# Where is the best place to install the overflow box???



## triggerboy1957 (Jan 7, 2011)

I''m getting a 150 Gallon reef tank built and I'm wondering where to have the overflow box and return lines drilled..
The tank size is 60x24x24.. My choices for the overflow box is either in each rear corner, middle of back wall or on one side of the tank which would run front to rear and be 24 in in length.. As for the return lines I think top corners on the back wall would be best... Any suggestions???
Thanks to anyone who helps


----------



## DKRST (Jan 11, 2011)

I'm no expert on saltwater tanks, but I always like overflows and intakes at the back/corners. Aesthetically, I find them easier to hide and they eye tends to look initially at the center of the tank, or your tank focal point structure (which usually is not at one end). If you locate the return(s) at the opposite end, it gives a current across the entire system. Additional current can be added, as needed, with the various "surge" inducing powerheads and timers if you want to get really fancy.


----------



## triggerboy1957 (Jan 7, 2011)

DKRST said:


> I'm no expert on saltwater tanks, but I always like overflows and intakes at the back/corners. Aesthetically, I find them easier to hide and they eye tends to look initially at the center of the tank, or your tank focal point structure (which usually is not at one end). If you locate the return(s) at the opposite end, it gives a current across the entire system. Additional current can be added, as needed, with the various "surge" inducing powerheads and timers if you want to get really fancy.


Do you think it would be better to have only one overflow in one end or two overflows one in each end?


----------



## DKRST (Jan 11, 2011)

First a disclaimer - I'm not currently keeping saltwater critters.

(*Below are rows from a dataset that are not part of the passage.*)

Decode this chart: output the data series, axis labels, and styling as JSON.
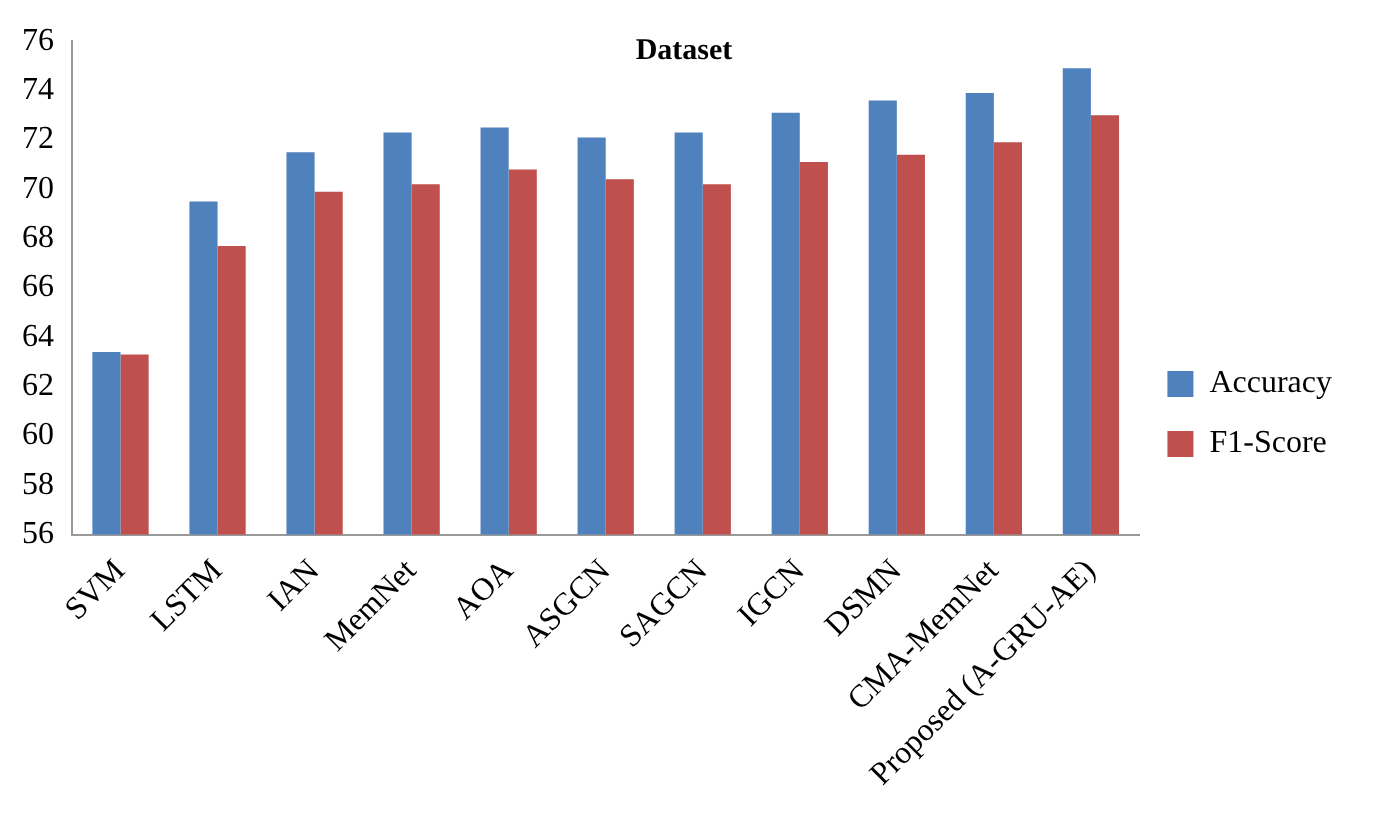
{
  "chart_data": {
    "type": "bar",
    "title": "Dataset",
    "categories": [
      "SVM",
      "LSTM",
      "IAN",
      "MemNet",
      "AOA",
      "ASGCN",
      "SAGCN",
      "IGCN",
      "DSMN",
      "CMA-MemNet",
      "Proposed (A-GRU-AE)"
    ],
    "series": [
      {
        "name": "Accuracy",
        "color": "#4f81bd",
        "values": [
          63.4,
          69.5,
          71.5,
          72.3,
          72.5,
          72.1,
          72.3,
          73.1,
          73.6,
          73.9,
          74.9
        ]
      },
      {
        "name": "F1-Score",
        "color": "#c0504d",
        "values": [
          63.3,
          67.7,
          69.9,
          70.2,
          70.8,
          70.4,
          70.2,
          71.1,
          71.4,
          71.9,
          73.0
        ]
      }
    ],
    "ylim": [
      56,
      76
    ],
    "yticks": [
      56,
      58,
      60,
      62,
      64,
      66,
      68,
      70,
      72,
      74,
      76
    ],
    "grid": false,
    "legend": "right"
  }
}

I have in the past, but that was 17+ years ago and the tech has _really _changed! That having been said, I am using wet/dry filters with sumps, canisters, hang on back, and the old standard undergravel filter in a variety of tanks. 

I personally think one overflow is fine, particularly since it minimizes the visual impact. I defer to the experts here, but I don't see any reason to have two overflows unless you simply can't get enough water through a single overflow to your filter/pump and need the volume a second outflow provides.


----------